サクヤが出演するのは、例によって最終演目だけである。それまでに安澄が充分に場を暖めたので、観客の期待は最高潮に達していた。
そして、いよいよサクヤの出番である。演目は疫病を蔓延させる鬼を退治する話で、鬼に拐われた姫(安澄)を、サクヤ達
神3人が助け出して、鬼を退治する話である。3人は窮地に立たされるも、神様が刀に御神力を与え、その御力で鬼を退治するのだが、神の一人が奏でる笛が鬼を弱体化させるというアレンジが加わっているという、赤犬の社のオリジナル演目である。
鬼が姫を拐かすシーンから始まり、帝の要請を受けた武将3人が鬼の住処である山中の館を訪ね、寿ぎ舞を観せると騙して潜入すると、笛の音で鬼を弱らせる。

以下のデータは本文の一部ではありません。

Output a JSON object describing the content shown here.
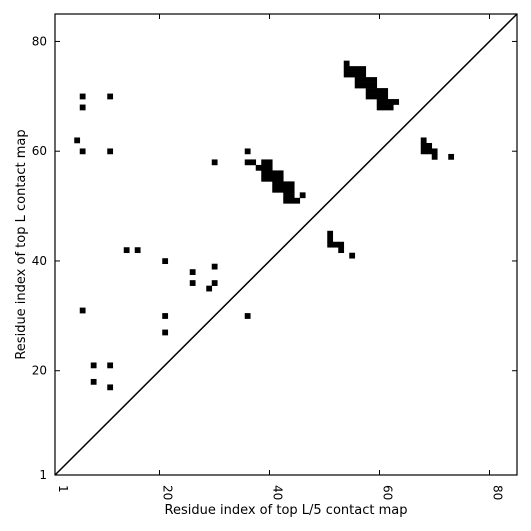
{
  "chart_data": {
    "type": "scatter",
    "xlabel": "Residue index of top L/5 contact map",
    "ylabel": "Residue index of top L contact map",
    "xlim": [
      1,
      85
    ],
    "ylim": [
      1,
      85
    ],
    "xticks": [
      1,
      20,
      40,
      60,
      80
    ],
    "yticks": [
      1,
      20,
      40,
      60,
      80
    ],
    "diagonal": true,
    "marker_color": "#000000",
    "points": [
      {
        "x": 6,
        "y": 70
      },
      {
        "x": 11,
        "y": 70
      },
      {
        "x": 6,
        "y": 68
      },
      {
        "x": 5,
        "y": 62
      },
      {
        "x": 6,
        "y": 60
      },
      {
        "x": 11,
        "y": 60
      },
      {
        "x": 6,
        "y": 31
      },
      {
        "x": 8,
        "y": 21
      },
      {
        "x": 11,
        "y": 21
      },
      {
        "x": 8,
        "y": 18
      },
      {
        "x": 11,
        "y": 17
      },
      {
        "x": 14,
        "y": 42
      },
      {
        "x": 16,
        "y": 42
      },
      {
        "x": 21,
        "y": 40
      },
      {
        "x": 26,
        "y": 38
      },
      {
        "x": 30,
        "y": 39
      },
      {
        "x": 26,
        "y": 36
      },
      {
        "x": 30,
        "y": 36
      },
      {
        "x": 29,
        "y": 35
      },
      {
        "x": 21,
        "y": 30
      },
      {
        "x": 21,
        "y": 27
      },
      {
        "x": 36,
        "y": 30
      },
      {
        "x": 30,
        "y": 58
      },
      {
        "x": 36,
        "y": 60
      },
      {
        "x": 36,
        "y": 58
      },
      {
        "x": 37,
        "y": 58
      },
      {
        "x": 38,
        "y": 57
      },
      {
        "x": 39,
        "y": 58
      },
      {
        "x": 40,
        "y": 58
      },
      {
        "x": 39,
        "y": 57
      },
      {
        "x": 40,
        "y": 57
      },
      {
        "x": 39,
        "y": 56
      },
      {
        "x": 40,
        "y": 56
      },
      {
        "x": 41,
        "y": 56
      },
      {
        "x": 42,
        "y": 56
      },
      {
        "x": 39,
        "y": 55
      },
      {
        "x": 40,
        "y": 55
      },
      {
        "x": 41,
        "y": 55
      },
      {
        "x": 42,
        "y": 55
      },
      {
        "x": 41,
        "y": 54
      },
      {
        "x": 42,
        "y": 54
      },
      {
        "x": 43,
        "y": 54
      },
      {
        "x": 44,
        "y": 54
      },
      {
        "x": 41,
        "y": 53
      },
      {
        "x": 42,
        "y": 53
      },
      {
        "x": 43,
        "y": 53
      },
      {
        "x": 44,
        "y": 53
      },
      {
        "x": 43,
        "y": 52
      },
      {
        "x": 44,
        "y": 52
      },
      {
        "x": 46,
        "y": 52
      },
      {
        "x": 43,
        "y": 51
      },
      {
        "x": 44,
        "y": 51
      },
      {
        "x": 45,
        "y": 51
      },
      {
        "x": 51,
        "y": 45
      },
      {
        "x": 51,
        "y": 44
      },
      {
        "x": 51,
        "y": 43
      },
      {
        "x": 52,
        "y": 43
      },
      {
        "x": 53,
        "y": 43
      },
      {
        "x": 53,
        "y": 42
      },
      {
        "x": 55,
        "y": 41
      },
      {
        "x": 54,
        "y": 76
      },
      {
        "x": 54,
        "y": 75
      },
      {
        "x": 55,
        "y": 75
      },
      {
        "x": 56,
        "y": 75
      },
      {
        "x": 57,
        "y": 75
      },
      {
        "x": 54,
        "y": 74
      },
      {
        "x": 55,
        "y": 74
      },
      {
        "x": 56,
        "y": 74
      },
      {
        "x": 57,
        "y": 74
      },
      {
        "x": 56,
        "y": 73
      },
      {
        "x": 57,
        "y": 73
      },
      {
        "x": 58,
        "y": 73
      },
      {
        "x": 59,
        "y": 73
      },
      {
        "x": 56,
        "y": 72
      },
      {
        "x": 57,
        "y": 72
      },
      {
        "x": 58,
        "y": 72
      },
      {
        "x": 59,
        "y": 72
      },
      {
        "x": 58,
        "y": 71
      },
      {
        "x": 59,
        "y": 71
      },
      {
        "x": 60,
        "y": 71
      },
      {
        "x": 61,
        "y": 71
      },
      {
        "x": 58,
        "y": 70
      },
      {
        "x": 59,
        "y": 70
      },
      {
        "x": 60,
        "y": 70
      },
      {
        "x": 61,
        "y": 70
      },
      {
        "x": 60,
        "y": 69
      },
      {
        "x": 61,
        "y": 69
      },
      {
        "x": 62,
        "y": 69
      },
      {
        "x": 63,
        "y": 69
      },
      {
        "x": 60,
        "y": 68
      },
      {
        "x": 61,
        "y": 68
      },
      {
        "x": 62,
        "y": 68
      },
      {
        "x": 68,
        "y": 62
      },
      {
        "x": 68,
        "y": 61
      },
      {
        "x": 69,
        "y": 61
      },
      {
        "x": 68,
        "y": 60
      },
      {
        "x": 69,
        "y": 60
      },
      {
        "x": 70,
        "y": 60
      },
      {
        "x": 70,
        "y": 59
      },
      {
        "x": 73,
        "y": 59
      }
    ]
  }
}
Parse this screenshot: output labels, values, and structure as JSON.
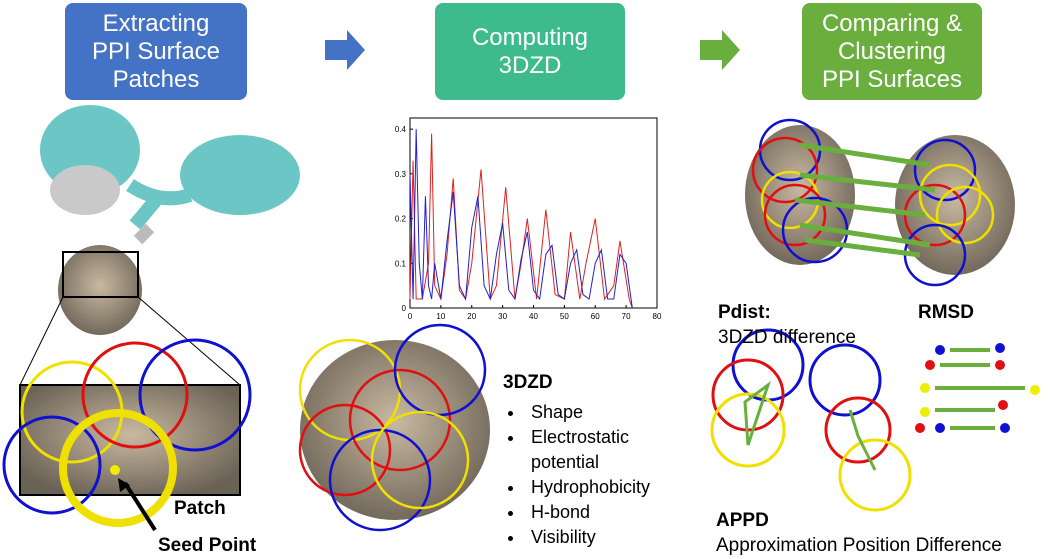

神役は笛を吹くフリだけして、実際にふくのは伊都である。伊都はサクヤがいるのをいいことに、浄化の御力を笛の音に乗せた。
観衆はわけが分からぬままに涙を流したり、呆けた顔になったりしていた。
神から加護を与えられた3人は鬼を退治し、寿ぎ舞を終える。サクヤは例によって退場前の礼の後、顔を上げて微笑みを向ける。観衆が溶けるまでがワンセットで定番化していた。
初めて観た者は言葉を失い、サクヤに魅せられる。貴彦も御多分に漏れなかった。
「あれは…、神の使いか?私は何を観たのだろうか?この世ならざる者の舞を観たような気分だ…。」
「確かに見事だった。何より心が洗われた。あれがサクヤ殿なのだな?」
「はい、皇弟殿。私も別人かと思う程でしたが、確かにサクヤ殿です。」
「やはりサクヤ殿は凄い。2度目でも変わらず魅せられる。」
「いや、良い物を観せてもらった。明日彦の言葉に偽りはなかったな。」
(確かに何処となくコノハに似ている気がするが…。何とも判断はつかぬな。)
(皇弟殿の顔は単純に美しいものを見たという顔ではない。まるで自分の子の成長を見るような顔をされているな。どうにも気になるねぇ。)
「必要ならサクヤ殿と面会の機会を設けますが?」
「いや、よい。あくまでお忍びであるし、迷惑になろう。」
「えぇ~、私は話をしてみたいです。あれを都に呼べませぬか?」
「やめておけ、貴彦。そのような権限もないし、周りが放っておかぬ。大事になってしまうぞ。」
「うぅ~、なんとかならぬものか…。」
「…凄い。サクヤさんって本当に凄いとしか言いようがないわ…。」
「ね。私も初めて観たときは驚いたもの。そしてあの時より遥かに洗練されていて、見事な舞だった。」
「駄目だ…。本当に理想的な殿方がサクヤさんかも…。」
「えっと…絢音さん?気を確かに持ってね。外身は兎も角、中身はあのサクヤさんよ。」
「いえ、中身も含めて素敵だと思います…。」
「お〜い、絢音さ〜ん?貴方は何処に行こうとしているのかしら?」
「素敵…。やっぱりサクヤ様はとんでもない御方ですわ。」
「…確かに。あれは魅せられる。」
「兄上!駄目ですよ。サクヤ様は私のサクヤ様ですから!」
「お前は何を言っているのだ?あと、あの笛も可怪しい。あれは禊祓の御力が籠められていたぞ…。」
「そんなことはどうでもよいのです。サクヤ様…。早くサクヤ様のもとに行かねば!」
「お前は少し頭を冷やしてからにしろ。」